The Successful Wing Commander


At six o clock on Tuesday night,

The Wing Commander gay & bright,

Said “Lets begin & get there off

The doctor’s busy on an op:

He’ll be here when all is well

We’ll start the first, so ring the bell”.


The bell was rung & each in haste

Went into him to know their fate

When all at once the phone began

To make an awful din & clang,

“Please come at once without delay

The baby here, is on its way.”


“The doctor’s out, what shall I do!

Whoever can I send to you

The doctor’s busy on a case

Someone here now takes his place

Commander McGovern most kind indeed

I’m sure if I ask him, he’ll come & be pleased.”


“I’ll send him along at once to you

Don’t be alarmed he’s in Air Force Blue

He commands the men & commands the air

And for babes & such has quite a flair”

“Thanks” said the nurse “but oh what a stew

instead of the Lishman its Air Force Blue!”

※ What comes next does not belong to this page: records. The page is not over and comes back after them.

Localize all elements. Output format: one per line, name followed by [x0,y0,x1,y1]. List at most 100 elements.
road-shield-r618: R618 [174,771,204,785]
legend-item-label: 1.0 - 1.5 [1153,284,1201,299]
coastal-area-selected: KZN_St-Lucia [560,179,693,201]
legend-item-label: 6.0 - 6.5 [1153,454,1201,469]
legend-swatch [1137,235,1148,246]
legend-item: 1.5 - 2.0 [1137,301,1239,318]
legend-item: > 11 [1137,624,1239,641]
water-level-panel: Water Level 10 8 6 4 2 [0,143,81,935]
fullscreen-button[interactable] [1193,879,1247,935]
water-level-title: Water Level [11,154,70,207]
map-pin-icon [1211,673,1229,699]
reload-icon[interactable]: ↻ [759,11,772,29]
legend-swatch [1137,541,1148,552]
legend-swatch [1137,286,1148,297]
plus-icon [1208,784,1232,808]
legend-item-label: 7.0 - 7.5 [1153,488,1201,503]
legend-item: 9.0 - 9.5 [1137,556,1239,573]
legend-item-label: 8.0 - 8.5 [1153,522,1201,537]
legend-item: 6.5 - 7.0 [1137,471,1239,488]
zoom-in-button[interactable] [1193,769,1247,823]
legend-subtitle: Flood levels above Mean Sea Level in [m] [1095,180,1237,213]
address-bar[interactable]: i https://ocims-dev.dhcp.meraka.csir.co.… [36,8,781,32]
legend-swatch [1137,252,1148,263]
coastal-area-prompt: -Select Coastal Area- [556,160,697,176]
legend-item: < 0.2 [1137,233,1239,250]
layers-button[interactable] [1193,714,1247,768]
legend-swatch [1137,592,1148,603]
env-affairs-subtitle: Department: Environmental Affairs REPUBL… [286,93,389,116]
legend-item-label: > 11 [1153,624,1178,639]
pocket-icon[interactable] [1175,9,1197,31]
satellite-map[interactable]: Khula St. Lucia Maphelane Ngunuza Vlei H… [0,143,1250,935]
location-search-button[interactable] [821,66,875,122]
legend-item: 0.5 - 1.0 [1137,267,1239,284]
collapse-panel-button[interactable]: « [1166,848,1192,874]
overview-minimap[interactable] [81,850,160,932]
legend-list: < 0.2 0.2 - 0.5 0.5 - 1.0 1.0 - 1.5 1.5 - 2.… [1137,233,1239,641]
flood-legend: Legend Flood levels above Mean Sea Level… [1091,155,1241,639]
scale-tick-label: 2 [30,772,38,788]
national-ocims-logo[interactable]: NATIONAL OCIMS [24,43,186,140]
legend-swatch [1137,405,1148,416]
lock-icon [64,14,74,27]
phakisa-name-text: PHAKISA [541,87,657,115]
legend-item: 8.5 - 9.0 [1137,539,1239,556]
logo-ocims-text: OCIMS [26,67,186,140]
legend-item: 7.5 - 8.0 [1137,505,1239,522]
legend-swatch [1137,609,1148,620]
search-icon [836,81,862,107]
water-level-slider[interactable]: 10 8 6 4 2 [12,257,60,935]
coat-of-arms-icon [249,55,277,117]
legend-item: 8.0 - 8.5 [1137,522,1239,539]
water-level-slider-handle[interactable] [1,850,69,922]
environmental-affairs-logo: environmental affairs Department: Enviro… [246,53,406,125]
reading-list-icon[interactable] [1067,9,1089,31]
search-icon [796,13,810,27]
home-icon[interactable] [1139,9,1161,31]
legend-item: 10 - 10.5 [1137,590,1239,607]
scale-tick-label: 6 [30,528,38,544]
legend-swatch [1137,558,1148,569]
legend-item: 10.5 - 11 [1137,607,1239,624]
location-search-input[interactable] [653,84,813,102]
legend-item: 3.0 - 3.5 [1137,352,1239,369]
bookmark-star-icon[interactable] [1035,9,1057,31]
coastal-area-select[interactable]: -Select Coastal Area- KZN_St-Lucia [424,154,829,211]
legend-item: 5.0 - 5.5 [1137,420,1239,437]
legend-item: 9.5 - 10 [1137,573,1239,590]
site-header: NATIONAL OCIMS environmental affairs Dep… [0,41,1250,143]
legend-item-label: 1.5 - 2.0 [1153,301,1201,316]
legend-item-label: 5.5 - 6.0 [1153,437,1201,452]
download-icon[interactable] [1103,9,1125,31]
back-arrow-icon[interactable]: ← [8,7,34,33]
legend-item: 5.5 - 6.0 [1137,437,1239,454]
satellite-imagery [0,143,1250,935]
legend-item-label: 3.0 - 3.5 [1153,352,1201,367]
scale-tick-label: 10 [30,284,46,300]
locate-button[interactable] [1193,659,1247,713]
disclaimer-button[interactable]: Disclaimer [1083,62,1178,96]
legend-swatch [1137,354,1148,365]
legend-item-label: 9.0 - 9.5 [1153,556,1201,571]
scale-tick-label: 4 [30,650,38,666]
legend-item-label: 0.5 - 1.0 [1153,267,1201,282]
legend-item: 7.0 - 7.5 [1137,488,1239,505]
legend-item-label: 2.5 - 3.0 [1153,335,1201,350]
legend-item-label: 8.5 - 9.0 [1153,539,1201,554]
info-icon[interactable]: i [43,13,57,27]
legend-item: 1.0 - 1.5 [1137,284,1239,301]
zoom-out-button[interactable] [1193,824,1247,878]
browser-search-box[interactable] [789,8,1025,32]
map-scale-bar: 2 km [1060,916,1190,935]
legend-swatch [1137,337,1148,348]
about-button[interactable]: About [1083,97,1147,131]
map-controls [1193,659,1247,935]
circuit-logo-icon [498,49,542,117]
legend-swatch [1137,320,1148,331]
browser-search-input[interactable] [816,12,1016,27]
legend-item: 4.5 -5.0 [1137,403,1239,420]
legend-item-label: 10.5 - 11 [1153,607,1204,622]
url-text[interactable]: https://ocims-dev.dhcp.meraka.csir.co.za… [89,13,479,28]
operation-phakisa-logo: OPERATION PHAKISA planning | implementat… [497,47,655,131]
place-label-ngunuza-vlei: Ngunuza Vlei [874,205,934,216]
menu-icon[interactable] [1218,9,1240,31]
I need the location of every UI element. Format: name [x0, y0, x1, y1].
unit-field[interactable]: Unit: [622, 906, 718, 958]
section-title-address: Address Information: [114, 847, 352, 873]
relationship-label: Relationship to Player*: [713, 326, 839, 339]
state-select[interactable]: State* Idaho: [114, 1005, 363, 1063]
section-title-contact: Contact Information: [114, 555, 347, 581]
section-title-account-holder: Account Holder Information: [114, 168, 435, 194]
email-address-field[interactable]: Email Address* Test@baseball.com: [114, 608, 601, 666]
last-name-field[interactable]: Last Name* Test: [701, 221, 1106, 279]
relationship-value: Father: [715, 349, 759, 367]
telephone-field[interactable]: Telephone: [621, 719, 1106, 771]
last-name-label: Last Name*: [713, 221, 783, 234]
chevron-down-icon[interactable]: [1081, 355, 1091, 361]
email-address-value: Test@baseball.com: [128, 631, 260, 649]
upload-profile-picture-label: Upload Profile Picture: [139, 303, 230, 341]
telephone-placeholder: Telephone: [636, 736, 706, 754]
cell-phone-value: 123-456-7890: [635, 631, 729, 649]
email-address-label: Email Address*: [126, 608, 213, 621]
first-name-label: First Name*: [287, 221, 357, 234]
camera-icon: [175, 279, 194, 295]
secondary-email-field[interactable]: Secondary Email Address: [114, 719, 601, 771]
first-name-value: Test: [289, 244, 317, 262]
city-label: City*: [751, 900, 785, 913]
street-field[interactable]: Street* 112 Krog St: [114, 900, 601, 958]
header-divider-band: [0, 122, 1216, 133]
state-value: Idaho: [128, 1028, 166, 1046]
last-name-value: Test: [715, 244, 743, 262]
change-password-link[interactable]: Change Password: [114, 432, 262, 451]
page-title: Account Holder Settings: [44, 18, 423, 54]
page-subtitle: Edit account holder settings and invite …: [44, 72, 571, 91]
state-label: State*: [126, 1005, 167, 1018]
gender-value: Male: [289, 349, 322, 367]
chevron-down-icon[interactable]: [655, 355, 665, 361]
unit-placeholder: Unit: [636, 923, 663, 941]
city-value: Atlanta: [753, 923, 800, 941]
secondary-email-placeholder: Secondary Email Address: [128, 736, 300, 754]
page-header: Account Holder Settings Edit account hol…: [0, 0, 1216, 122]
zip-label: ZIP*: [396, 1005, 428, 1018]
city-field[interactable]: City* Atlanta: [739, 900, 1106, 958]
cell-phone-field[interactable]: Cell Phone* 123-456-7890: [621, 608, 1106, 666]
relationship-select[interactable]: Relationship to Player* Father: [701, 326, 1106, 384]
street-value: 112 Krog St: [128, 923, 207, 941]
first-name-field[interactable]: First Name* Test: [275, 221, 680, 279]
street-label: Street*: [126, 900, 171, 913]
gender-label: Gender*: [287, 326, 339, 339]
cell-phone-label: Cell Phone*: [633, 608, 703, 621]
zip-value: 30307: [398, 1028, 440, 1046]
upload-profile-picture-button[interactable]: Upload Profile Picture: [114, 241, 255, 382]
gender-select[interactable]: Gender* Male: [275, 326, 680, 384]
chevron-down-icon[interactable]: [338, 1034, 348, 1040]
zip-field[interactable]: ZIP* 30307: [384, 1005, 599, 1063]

The Commander with speed donned coat & hat

Picked up his case & thought that’s that

“I’m off” said he “to hold her hand

I’ll do my best or else I’m dammed

I’ll boil things up & have a big show

So my fear of babes, they will not know”


So off he went & marched very brisk

And tried not to think of perhaps the risk

He was Air Force Blue & commanded the air

He didn’t mind babes, or even a pair

He would be charming & kind & gracious too

He must remember his Air Force Blue


He rang the bell and walked inside

He was all puffed up and full of pride

He opened his case and with a flurry

He called the nurse & said “please hurry

Boil all these up and hurry along

If we’re prepared we can’t go wrong.”


“Here’s scissors & syringe & forceps too

And a hundred things for you to do

The water must be boiling hot

Have you prepared the baby’s cot?

Threaded needles, have you thought of that?

We must be ready for the Little Brat.”


Sleeves rolled up & gloved & gowned

He strutted up, he strutted down

The family raised their eyes to Heaven

So this was Wing Commander McGovern

He strutted up, he strutted down,

When aft he heard a sudden sound…


The voice he knew, t’was not the mother

It was – Ah God! – his professional brother

Beneath the gown his heart beat fast

“He’s come – before the babe – At last!

“Deliver the child, thats all you need do.